2. 因为设计该功能时,留了补偿手动,可手动重新触发报告生成。
3. 反复重试了几次,问题未复现。
2. 查看业务代码变更。
1. 报错处业务代码owner是我,没做任何更改,所以变成重点关注addAlertData方法,也就是与告警相关(重点在数据量)
2. 业务没变更但是加入了**ShardingSphere**(异常中也有这块的信息,先存疑)
3. 检查系统连接池参数
1. druid,几乎都没有做定制,都是使用的默认值。
1. 使用默认值其实存在风险,应该根据业务调整一些参数,因为买的阿里的pg所以咨询了他们拿到了一份他们暴露的参数调优参考,后续可针对性修改)

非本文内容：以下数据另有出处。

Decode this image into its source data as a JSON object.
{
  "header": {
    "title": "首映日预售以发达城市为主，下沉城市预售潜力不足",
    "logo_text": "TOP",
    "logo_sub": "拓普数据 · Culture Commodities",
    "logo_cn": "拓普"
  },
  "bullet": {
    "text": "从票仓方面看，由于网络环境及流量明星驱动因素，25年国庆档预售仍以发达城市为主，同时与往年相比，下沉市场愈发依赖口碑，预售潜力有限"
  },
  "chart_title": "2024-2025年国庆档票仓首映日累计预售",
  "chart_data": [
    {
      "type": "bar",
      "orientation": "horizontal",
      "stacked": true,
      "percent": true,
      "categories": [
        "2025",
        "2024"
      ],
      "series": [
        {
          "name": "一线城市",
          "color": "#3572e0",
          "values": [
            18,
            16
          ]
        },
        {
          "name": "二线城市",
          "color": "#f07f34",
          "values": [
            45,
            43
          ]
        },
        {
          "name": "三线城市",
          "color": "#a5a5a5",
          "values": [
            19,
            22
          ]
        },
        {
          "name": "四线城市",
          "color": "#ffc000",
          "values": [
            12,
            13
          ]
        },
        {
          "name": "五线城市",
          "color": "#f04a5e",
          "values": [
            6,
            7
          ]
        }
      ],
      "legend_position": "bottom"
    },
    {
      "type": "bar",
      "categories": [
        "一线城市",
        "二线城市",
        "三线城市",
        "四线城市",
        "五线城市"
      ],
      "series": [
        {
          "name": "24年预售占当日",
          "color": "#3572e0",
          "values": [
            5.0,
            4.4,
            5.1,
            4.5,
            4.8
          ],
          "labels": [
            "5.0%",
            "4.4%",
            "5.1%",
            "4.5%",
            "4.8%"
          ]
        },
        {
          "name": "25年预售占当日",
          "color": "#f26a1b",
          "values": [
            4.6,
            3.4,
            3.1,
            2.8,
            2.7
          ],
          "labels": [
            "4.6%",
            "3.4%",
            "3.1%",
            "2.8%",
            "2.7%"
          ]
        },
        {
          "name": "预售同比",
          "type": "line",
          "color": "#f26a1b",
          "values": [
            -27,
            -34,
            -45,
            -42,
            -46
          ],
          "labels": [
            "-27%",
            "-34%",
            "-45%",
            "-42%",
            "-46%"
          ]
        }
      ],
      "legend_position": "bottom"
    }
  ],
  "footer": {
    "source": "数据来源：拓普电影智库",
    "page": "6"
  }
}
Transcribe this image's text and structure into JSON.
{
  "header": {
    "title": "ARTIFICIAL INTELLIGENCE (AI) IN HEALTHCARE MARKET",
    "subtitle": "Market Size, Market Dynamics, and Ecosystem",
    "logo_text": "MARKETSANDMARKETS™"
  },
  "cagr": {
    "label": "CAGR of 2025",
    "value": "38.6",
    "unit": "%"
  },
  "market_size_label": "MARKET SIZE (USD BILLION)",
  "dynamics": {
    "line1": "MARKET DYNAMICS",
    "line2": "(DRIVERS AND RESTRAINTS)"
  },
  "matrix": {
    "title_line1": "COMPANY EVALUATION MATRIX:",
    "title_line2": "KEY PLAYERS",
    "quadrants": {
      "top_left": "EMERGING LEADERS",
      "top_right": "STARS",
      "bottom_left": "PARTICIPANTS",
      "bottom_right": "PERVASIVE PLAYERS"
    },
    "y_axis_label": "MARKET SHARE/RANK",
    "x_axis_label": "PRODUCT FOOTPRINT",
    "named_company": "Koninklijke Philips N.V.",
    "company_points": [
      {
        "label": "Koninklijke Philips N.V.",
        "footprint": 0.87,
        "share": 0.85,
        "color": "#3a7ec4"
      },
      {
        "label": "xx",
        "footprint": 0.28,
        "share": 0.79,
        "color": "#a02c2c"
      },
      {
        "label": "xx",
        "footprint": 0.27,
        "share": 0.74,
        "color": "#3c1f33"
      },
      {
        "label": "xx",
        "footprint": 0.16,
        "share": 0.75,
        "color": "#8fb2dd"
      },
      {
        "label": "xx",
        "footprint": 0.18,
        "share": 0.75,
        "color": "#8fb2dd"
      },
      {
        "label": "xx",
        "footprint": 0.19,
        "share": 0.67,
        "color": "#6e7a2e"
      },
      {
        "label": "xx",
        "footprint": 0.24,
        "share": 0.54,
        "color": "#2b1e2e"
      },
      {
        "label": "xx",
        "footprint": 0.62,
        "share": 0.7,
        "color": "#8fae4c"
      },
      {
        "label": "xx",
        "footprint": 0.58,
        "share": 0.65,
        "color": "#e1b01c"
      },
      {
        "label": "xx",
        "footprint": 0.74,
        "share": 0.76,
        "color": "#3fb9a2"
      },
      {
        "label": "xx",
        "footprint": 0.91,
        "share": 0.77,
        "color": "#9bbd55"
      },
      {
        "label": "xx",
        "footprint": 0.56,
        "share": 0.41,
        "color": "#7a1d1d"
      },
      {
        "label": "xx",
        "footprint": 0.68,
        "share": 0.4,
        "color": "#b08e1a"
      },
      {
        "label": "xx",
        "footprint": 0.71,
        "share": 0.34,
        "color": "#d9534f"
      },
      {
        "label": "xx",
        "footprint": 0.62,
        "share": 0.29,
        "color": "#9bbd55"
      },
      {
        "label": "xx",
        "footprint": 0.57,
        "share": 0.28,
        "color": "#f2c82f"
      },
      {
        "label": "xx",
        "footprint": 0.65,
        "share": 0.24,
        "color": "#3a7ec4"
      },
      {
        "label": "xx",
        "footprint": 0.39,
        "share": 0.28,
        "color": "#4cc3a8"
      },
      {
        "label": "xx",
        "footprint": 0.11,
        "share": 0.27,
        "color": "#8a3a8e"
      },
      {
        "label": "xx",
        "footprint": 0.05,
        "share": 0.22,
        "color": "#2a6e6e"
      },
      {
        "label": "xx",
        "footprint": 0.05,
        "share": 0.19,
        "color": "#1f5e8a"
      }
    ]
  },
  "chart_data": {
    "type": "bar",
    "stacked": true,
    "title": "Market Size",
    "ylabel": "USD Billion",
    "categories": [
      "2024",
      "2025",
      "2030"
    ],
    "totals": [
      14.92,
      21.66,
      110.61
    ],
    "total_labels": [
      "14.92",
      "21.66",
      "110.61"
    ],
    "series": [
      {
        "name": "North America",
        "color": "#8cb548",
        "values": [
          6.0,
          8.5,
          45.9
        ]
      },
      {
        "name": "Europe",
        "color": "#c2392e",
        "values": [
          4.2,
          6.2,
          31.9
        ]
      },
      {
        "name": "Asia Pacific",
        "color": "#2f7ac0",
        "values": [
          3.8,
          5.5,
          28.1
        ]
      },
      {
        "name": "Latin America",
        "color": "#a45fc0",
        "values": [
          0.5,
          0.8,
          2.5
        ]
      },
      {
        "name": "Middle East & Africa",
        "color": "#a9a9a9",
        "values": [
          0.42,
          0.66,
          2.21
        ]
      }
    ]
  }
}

2. 新增的ShardingSphere的HikariCP也是使用的默认值。(异常中也有这块的信息,先存疑)
4. 观察显示的数据库负载情况(阿里云的监控看板、pg的pg_stat_activity等视图、数据库日志等)
1. 从视图发现确实存在执行时间较长的几条sqlsql,虽然有些慢但是不足以触发异常。慢的原因初步判断为数据量过大(报错的租户行数都在50w左右)
2. 记录下这个sql,拿去控制台执行,EXPLAIN ANALYZE该sql,发现Seq Scan除了时间较长以外还存在索引问题,几乎每次查询都要用到的“告警状态”字段之前没加索引。(可能是原因之一)
3. 查看数据库日志如下,这表明数据库和客户端的连接中断确实是问题的根源,可能是因为网络问题、数据库负载过高、或者连接超时等因素导致的。
1. {%asset_img sql.png%}
#### 第二步:验证
验证怀疑的所有点,通常控制变量法进行验证。
因为暂时没有复现,不着急先按兵不动。
1. 前提是要有补偿方案,不能阻断线上使用,特别是这种核心业务。因为当时留了后门可以手动触发某个租户所以没问题。
2. 虽然是线上故障同时也算严重bug,但是也不要着急,胡乱改一通,可能按下葫芦又起瓢,尽可能的找到根因,哪怕不能一次性修复。
等待了两天发现同样的问题又发生了。
1. 但是这次发现了上一次遗漏的一个信息,报错的租户从日志看时间,异常都是在10s以后抛出的。(初步判断是SocketTimeout的超时时间,可能是10s)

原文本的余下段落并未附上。